The move is, in its own way, a conventional outfit. Hypocrisy is a common thing to weaponize—particularly in politics, which makes so many competing demands of its practitioners. One must be authentic, but widely appealing. One must be careful, but relatable. Smart, but not off-puttingly so. Charming, but not trying too hard. And for women politicians, of course, the demands amplify: Attractive, but not too attractive. Put-together, but not excessively. Well dressed, but. Made up, but. Confident, but. The competing demands can transcend one’s party; very occasionally, they can transcend one’s gender. In 2008, Sarah Palin was widely criticized for having spent $150,000 on designer duds to wear on the campaign trail as John McCain’s running mate. (“Sarah Palin, small-town hockey mom and everywoman? More like Sarah Palin, pampered princess,” the Los Angeles Times scoffed of the move.) John Edwards, in the 2008 primary, faced similar accusations after reporting emerged about his expensive haircuts and clothing. (The AP on the matter: “Looking pretty is costing John Edwards’ presidential campaign a lot of pennies.”) And then there is the human catch-22 that is Hillary Clinton, living out the demands of being Hillary Clinton: For decades, pundits have used her sartorial choices as evidence of her unfitness—for the office of the first lady, for a seat in the Senate, for the leadership of the State Department, for the desk in the Oval Office.
It’s not about the clothes. It’s never, really, about the clothes. For those who seek power in places that have not previously been welcoming, the clothes can become cudgels.

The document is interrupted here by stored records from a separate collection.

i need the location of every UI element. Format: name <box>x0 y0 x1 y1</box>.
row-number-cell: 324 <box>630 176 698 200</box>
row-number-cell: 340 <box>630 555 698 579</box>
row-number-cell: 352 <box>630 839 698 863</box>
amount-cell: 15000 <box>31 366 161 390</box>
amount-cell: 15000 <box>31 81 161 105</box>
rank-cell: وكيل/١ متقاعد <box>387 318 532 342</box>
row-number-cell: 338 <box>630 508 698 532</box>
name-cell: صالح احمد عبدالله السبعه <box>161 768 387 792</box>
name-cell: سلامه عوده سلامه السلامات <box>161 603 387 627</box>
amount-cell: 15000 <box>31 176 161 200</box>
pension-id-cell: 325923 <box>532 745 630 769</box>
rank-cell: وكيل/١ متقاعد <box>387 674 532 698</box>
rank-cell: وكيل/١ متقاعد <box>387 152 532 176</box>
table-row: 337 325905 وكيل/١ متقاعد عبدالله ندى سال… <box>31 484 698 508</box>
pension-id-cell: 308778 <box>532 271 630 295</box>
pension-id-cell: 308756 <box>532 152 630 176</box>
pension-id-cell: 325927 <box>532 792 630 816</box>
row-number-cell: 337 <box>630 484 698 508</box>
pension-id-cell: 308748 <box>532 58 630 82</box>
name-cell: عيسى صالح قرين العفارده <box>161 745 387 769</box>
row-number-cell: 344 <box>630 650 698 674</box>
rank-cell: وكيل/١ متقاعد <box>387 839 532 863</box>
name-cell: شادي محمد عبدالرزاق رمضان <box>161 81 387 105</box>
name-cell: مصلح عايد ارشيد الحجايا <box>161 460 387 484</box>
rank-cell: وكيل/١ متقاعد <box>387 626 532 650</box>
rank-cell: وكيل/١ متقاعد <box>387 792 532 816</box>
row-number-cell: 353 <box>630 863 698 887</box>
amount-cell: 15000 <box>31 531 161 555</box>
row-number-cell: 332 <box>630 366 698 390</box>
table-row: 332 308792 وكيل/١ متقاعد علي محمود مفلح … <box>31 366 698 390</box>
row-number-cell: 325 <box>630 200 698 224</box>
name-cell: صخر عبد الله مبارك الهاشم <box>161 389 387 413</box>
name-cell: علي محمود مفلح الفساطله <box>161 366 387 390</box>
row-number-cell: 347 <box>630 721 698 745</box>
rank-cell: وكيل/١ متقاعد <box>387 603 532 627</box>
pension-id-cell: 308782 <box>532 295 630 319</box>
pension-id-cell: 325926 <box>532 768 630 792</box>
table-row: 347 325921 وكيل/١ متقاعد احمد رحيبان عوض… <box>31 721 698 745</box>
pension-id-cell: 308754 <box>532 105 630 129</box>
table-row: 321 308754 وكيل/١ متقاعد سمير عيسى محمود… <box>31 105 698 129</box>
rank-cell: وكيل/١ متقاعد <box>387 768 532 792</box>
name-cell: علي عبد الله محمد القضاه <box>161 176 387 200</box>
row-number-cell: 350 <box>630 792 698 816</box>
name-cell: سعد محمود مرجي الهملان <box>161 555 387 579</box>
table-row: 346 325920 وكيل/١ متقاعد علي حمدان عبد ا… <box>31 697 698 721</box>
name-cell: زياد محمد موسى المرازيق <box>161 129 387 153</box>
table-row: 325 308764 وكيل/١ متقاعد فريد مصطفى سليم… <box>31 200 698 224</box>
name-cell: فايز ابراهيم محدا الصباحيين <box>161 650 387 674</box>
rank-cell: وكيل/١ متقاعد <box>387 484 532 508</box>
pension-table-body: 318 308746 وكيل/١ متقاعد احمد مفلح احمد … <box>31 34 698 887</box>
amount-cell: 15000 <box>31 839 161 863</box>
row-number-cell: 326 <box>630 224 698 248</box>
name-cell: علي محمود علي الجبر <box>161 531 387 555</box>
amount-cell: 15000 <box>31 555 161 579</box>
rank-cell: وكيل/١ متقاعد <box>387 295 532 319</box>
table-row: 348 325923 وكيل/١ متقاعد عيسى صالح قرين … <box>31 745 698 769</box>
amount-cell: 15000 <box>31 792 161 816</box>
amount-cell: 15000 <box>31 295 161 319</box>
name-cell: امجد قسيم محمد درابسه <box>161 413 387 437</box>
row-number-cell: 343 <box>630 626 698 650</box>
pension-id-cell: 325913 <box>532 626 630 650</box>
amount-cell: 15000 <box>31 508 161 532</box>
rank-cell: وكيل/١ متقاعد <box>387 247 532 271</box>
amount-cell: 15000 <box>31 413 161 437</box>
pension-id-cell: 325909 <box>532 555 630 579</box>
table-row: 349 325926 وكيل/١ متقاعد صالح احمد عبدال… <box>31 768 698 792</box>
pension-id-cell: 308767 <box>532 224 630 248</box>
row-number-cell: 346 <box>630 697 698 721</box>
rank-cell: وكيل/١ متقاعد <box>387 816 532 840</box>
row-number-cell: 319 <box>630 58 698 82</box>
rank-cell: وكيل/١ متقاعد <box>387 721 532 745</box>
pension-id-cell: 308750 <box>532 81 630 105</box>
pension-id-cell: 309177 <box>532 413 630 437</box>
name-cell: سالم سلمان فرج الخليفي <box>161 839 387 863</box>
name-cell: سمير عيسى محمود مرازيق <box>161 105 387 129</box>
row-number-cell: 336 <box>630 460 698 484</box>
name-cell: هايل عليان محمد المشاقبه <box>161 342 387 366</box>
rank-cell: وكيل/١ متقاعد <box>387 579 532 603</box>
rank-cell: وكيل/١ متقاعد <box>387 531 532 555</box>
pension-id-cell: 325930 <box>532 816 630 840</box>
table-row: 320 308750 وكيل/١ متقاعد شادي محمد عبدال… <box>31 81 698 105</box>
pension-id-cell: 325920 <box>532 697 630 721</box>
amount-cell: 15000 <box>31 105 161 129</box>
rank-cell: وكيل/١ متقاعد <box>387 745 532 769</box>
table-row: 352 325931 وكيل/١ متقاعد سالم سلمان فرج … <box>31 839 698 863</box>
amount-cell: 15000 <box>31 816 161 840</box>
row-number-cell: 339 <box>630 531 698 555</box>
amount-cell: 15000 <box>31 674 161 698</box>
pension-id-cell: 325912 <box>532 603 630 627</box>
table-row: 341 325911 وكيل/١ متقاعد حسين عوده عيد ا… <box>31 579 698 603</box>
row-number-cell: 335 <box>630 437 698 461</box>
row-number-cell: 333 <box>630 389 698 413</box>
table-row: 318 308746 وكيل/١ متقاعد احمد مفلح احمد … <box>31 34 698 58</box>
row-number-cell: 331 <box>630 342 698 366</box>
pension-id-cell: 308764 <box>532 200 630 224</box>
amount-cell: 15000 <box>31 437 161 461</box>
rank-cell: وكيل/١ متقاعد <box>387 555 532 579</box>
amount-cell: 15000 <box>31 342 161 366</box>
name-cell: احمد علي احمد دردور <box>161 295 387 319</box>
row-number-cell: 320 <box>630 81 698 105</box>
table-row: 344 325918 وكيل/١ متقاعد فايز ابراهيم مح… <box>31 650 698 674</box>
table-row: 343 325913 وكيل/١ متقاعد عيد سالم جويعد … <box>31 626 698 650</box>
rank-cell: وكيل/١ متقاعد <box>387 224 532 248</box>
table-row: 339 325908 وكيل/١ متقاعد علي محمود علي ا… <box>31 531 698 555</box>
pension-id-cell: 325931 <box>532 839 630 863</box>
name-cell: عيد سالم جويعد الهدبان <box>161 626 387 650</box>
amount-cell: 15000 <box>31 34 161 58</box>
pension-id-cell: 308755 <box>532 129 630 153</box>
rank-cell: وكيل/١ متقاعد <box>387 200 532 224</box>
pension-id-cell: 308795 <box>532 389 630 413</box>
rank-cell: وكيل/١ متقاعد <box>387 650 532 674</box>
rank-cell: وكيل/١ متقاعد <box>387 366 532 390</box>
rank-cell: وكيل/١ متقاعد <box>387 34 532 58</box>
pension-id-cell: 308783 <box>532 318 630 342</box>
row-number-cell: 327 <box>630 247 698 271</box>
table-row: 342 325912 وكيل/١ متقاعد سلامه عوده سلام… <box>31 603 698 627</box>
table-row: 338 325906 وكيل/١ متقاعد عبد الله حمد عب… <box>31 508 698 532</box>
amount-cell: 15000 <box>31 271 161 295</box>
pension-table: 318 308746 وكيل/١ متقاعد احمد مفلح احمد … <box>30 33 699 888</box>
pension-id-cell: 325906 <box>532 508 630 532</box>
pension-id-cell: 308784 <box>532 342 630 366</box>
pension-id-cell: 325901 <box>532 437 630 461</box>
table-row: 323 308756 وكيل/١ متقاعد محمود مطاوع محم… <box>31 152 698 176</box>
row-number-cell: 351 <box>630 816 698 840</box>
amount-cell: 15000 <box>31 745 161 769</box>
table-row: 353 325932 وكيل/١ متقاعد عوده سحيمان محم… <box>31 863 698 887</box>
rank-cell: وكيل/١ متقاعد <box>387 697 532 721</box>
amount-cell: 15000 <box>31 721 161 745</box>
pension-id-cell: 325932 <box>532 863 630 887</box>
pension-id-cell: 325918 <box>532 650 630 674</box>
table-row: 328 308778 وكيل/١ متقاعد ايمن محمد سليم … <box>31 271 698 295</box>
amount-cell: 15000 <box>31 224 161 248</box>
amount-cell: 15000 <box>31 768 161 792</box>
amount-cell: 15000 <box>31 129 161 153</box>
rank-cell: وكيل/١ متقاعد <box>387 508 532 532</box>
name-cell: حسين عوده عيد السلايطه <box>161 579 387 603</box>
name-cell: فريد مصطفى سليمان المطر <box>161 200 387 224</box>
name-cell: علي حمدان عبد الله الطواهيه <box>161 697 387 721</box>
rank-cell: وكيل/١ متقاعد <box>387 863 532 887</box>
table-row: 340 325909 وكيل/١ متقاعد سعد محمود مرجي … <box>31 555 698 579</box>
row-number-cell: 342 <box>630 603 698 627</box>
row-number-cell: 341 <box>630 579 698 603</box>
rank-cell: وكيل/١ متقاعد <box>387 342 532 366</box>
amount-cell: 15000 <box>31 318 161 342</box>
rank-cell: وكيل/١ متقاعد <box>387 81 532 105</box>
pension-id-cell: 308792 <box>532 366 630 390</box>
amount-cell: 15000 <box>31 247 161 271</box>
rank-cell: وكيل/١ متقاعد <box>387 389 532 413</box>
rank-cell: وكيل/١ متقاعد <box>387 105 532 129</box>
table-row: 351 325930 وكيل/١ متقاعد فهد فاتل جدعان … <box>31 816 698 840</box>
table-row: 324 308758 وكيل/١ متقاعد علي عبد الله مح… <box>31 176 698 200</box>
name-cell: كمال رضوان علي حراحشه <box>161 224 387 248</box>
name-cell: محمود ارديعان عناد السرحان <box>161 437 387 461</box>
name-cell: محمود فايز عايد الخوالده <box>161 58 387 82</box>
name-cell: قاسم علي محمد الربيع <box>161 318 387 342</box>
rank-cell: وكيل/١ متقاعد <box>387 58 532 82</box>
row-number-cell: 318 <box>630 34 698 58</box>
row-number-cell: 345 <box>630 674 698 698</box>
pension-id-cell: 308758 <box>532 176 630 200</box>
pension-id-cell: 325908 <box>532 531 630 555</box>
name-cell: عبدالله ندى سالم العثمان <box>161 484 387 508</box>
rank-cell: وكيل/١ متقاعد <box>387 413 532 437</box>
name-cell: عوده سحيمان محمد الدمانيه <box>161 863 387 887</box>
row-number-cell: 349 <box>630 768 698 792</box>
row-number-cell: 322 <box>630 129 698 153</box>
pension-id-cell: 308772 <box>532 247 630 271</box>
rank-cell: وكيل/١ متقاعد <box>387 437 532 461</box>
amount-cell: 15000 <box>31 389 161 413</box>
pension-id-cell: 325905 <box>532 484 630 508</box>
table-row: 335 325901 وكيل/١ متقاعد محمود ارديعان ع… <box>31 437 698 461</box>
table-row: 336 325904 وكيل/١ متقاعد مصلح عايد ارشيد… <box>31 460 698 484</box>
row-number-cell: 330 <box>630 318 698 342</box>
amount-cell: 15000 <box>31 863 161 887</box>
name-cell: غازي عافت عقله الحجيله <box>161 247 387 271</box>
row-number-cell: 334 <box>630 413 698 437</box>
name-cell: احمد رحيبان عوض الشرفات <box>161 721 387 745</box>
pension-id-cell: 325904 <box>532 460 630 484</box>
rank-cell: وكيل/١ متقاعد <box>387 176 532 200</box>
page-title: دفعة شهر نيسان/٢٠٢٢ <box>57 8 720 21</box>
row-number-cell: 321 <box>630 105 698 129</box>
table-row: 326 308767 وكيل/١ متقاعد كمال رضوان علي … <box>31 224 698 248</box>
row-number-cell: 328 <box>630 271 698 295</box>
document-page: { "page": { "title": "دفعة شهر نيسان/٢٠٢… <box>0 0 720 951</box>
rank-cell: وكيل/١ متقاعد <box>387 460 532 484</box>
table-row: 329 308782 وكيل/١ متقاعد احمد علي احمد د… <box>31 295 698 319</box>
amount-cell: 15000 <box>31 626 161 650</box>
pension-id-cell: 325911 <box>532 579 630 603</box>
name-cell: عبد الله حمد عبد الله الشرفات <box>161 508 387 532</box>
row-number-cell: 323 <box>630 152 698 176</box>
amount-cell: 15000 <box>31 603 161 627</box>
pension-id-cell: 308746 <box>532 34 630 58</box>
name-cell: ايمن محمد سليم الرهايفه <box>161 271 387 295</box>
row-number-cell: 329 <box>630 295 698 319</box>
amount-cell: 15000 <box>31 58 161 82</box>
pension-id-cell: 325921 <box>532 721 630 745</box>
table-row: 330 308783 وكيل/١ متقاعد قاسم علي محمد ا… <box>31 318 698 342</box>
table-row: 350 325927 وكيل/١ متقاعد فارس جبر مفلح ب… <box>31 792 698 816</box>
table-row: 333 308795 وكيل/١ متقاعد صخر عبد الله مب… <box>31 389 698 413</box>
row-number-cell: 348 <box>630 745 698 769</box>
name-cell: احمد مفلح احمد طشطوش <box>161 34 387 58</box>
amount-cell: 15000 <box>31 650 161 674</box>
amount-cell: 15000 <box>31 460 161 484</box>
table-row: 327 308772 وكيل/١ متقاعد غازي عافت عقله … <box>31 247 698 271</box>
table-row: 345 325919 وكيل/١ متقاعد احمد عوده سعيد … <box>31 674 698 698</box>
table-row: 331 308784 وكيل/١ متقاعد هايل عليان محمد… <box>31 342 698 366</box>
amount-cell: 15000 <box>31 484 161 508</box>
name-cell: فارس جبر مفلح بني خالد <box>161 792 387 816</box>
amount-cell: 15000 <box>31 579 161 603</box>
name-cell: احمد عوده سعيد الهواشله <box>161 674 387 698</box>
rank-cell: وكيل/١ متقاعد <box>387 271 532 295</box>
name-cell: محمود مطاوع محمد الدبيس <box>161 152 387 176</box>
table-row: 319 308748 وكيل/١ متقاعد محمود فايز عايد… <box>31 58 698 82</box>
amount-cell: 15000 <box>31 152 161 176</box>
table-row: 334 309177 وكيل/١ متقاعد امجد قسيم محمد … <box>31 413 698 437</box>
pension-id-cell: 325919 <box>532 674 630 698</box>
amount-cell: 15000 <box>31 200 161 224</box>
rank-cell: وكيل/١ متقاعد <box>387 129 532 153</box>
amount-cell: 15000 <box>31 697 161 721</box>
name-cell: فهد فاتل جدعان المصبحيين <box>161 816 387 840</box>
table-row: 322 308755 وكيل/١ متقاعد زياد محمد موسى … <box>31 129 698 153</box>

They can serve as an easy shorthand for who belongs, and who does not. They can be ratifications of progress and of backlash, used by people who think they know what power should be, and act like, and look like, and dress like—people attempting to enforce, on and for everyone else, the narrowness of their own perspectives.
This is a time that is challenging that myopia. Ocasio-Cortez, before and since she was elected into office, has been making a point of doing precisely what her campaign promised she would: doing things differently. Not fitting in. The representative-elect has been, along with several other of her fellow freshmen, Instagramming her experiences of the congressional orientation. She has participated in a protest about climate change in the office of Nancy Pelosi. She has drafted legislation on the same subject, as part of her campaign-platformed “Green New Deal.” She has been reveling in disruption, in change, in difference, all the while suggesting that a girl who struggles—and indeed that several such girls, newly elected to the halls of power—will struggle above all to change the appearance of power itself. Which is also to say that Ocasio-Cortez is being treated as a threat, in some quarters, because that is precisely what she is. “Alexandria Ocasio-Cortez Will Push Washington,” the headline of her postelection interview with the Times read. “Will Washington Push Back?”
This week, in the most tedious of ways, the paper got its answer.